Lyophilization of Clopidogrel Bisulfate and Polysorbate 80

Clopidogrel bisulfate (6 g) was added to 100 mL of an aqueous solution of Tween 80 (5 mg/mL in water). The mixture was sonicated for 15 minutes, and then brought to 150 mL total volume using an aqueous solution of Tween 80 (5 mg/mL in water). A sample (80 mL) was filtered through a 0.2 μm PES filter, and then dispensed in 5 mL aliquots into 20 mL vials. The vials were frozen at −80° C., and lyophilized on a Virtis lyophilizer.

The resultant vials containing lyophilized solid were reconstituted with 5 mL of an aqueous solution containing 0.1 M sodium acetate and 0.19 M sodium hydroxide, and the vials shaken. A pH 6.16 milky white emulsion was formed upon reconstitution. Light microscopy images were taken of the emulsion described above. The images showed that the oil phase, which contained clopidogrel, existed as round droplets or globules dispersed within the reconstitution medium.
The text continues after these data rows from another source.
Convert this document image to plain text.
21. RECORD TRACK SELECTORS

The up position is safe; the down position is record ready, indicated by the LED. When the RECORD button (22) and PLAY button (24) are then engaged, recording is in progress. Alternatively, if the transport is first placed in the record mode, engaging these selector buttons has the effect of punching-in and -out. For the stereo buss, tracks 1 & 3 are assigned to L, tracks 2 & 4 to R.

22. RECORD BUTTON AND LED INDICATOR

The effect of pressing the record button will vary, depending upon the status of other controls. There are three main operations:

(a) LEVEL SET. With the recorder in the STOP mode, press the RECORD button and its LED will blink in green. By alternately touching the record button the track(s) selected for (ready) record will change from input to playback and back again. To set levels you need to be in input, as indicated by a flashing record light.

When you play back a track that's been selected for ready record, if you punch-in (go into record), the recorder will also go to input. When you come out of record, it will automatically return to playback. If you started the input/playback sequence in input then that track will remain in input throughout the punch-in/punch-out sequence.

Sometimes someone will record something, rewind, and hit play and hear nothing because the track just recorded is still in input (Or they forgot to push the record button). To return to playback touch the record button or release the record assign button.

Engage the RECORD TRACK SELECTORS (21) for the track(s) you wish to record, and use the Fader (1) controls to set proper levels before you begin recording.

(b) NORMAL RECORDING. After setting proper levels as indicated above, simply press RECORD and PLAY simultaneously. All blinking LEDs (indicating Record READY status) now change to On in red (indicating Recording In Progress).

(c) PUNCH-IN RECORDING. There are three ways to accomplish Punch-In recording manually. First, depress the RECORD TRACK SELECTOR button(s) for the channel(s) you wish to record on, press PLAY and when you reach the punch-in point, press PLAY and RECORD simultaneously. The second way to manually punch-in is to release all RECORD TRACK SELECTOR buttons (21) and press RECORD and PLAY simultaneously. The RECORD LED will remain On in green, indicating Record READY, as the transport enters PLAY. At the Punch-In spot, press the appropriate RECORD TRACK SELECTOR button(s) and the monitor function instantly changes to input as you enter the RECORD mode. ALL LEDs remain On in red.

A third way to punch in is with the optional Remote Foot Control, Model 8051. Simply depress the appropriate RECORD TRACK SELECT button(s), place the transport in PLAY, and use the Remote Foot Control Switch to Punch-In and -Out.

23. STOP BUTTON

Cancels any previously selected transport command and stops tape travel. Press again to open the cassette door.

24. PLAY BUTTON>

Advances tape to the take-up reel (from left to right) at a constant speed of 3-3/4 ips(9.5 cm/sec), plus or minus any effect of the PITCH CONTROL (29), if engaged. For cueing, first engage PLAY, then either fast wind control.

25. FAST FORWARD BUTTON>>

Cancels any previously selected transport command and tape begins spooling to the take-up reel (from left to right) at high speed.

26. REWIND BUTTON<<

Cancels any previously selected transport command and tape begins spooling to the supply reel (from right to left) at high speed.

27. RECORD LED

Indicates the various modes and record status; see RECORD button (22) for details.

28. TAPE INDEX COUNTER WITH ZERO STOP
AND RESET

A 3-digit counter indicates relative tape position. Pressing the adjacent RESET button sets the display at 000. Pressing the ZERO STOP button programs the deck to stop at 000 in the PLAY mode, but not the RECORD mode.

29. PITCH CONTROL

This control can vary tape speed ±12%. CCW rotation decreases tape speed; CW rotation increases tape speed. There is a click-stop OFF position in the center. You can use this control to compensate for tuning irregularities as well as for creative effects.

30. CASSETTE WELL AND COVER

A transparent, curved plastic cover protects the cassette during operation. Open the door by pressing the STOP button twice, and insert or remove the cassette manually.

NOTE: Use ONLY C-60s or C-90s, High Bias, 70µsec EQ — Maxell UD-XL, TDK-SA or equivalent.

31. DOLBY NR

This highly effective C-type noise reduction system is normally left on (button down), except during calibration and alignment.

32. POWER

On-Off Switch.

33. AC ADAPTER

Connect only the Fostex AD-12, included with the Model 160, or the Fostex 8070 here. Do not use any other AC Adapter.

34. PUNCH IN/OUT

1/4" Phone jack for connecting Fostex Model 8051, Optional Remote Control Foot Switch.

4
Unless defined otherwise, all technical and scientific terms used herein have the same meanings as commonly understood by one of skill in the art to which the disclosed invention belongs.

Those skilled in the art will recognize, or be able to ascertain using no more than routine experimentation, many equivalents to the specific embodiments of the invention described herein. Such equivalents are intended to be encompassed by the following claims.